Au retour, elle raconte encore : « Pour obtenir la température désirée, nous avons entouré la cuve d’un magnifique plastique à bulles et placé un petit radiateur au-dessous. Elle est chouchoutée, nous prélevons régulièrement un échantillon pour voir si les bactéries responsables de la fermentation s’activent. Nous vous tenons au courant dès que ça bouge ! » Et elle termine : « Très vite, j’espère, ou la note de fioul va être salée... »
Au fil ses saisons
Ainsi passent les saisons.
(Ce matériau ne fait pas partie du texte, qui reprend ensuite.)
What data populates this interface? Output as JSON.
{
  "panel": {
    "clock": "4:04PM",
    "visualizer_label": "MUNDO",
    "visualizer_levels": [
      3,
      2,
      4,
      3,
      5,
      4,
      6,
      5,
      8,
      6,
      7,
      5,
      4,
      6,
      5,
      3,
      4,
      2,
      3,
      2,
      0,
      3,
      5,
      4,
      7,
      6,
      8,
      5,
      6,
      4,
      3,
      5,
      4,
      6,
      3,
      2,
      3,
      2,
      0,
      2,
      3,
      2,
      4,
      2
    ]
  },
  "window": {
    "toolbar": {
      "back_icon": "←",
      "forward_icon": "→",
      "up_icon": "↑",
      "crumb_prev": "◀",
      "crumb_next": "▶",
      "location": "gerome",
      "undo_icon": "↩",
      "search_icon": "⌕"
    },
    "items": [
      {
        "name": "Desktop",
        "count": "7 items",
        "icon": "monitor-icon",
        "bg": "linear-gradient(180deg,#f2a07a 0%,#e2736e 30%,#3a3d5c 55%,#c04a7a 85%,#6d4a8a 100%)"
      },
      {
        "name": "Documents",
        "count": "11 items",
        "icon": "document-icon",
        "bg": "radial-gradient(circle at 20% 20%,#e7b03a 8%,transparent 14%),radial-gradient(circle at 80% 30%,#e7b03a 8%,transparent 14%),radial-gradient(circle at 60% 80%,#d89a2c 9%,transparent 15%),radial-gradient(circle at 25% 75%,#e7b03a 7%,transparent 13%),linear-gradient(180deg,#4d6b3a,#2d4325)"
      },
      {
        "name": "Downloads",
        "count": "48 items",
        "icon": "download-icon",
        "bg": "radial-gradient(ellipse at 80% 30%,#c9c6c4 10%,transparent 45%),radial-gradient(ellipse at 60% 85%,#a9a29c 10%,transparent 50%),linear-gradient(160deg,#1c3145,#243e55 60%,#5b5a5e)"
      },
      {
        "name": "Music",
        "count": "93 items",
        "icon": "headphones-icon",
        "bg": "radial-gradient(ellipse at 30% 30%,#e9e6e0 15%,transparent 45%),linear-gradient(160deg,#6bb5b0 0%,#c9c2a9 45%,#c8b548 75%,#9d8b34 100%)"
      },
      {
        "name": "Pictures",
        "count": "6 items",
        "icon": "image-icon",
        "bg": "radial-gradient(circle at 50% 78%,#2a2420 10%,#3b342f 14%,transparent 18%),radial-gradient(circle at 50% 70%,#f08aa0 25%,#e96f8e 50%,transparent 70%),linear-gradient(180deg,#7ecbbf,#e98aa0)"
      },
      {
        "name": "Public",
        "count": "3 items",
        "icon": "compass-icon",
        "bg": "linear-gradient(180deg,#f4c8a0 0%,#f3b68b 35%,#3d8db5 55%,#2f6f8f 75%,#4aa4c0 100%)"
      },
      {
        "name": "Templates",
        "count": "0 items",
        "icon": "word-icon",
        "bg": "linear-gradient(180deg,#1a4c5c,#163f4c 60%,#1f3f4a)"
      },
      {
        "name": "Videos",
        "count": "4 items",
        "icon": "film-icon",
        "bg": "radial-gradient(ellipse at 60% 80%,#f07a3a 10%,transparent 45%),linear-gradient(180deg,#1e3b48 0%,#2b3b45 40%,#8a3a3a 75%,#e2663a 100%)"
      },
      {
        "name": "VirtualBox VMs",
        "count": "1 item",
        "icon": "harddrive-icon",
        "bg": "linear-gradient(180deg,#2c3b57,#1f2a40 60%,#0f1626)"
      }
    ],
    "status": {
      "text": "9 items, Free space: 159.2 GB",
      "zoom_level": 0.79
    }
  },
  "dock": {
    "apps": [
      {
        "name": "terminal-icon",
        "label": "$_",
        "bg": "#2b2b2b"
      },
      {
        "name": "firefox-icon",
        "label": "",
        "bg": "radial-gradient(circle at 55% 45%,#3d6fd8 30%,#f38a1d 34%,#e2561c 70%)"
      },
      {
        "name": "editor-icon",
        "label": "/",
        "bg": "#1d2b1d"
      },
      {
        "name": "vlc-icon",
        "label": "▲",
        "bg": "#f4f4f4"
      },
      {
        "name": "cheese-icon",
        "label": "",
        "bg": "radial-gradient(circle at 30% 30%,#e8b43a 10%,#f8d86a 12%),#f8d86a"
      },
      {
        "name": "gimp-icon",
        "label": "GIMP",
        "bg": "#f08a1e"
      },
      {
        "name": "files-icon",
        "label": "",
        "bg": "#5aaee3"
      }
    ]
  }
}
Les feuilles prennent une teinte dorée, bientôt les ceps se dénudent. Un cycle s’est accompli, le bilan en est positif. « L’essentiel, c’est d’apprendre le métier de viticulteur et savoir qu’il est étalé dans le temps et demande de la patience », conclut Cécile qui ajoute : « Nous avons créé un réseau d’amis, nos échanges sont chaleureux et c’est un signe de réussite. » Elle avoue sa satisfaction, également, à l’heure des comptes. « Notre vignoble stagnait depuis quelques temps. Eh bien ! Cette année, nous enregistrons un bénéfice, c’est encourageant. »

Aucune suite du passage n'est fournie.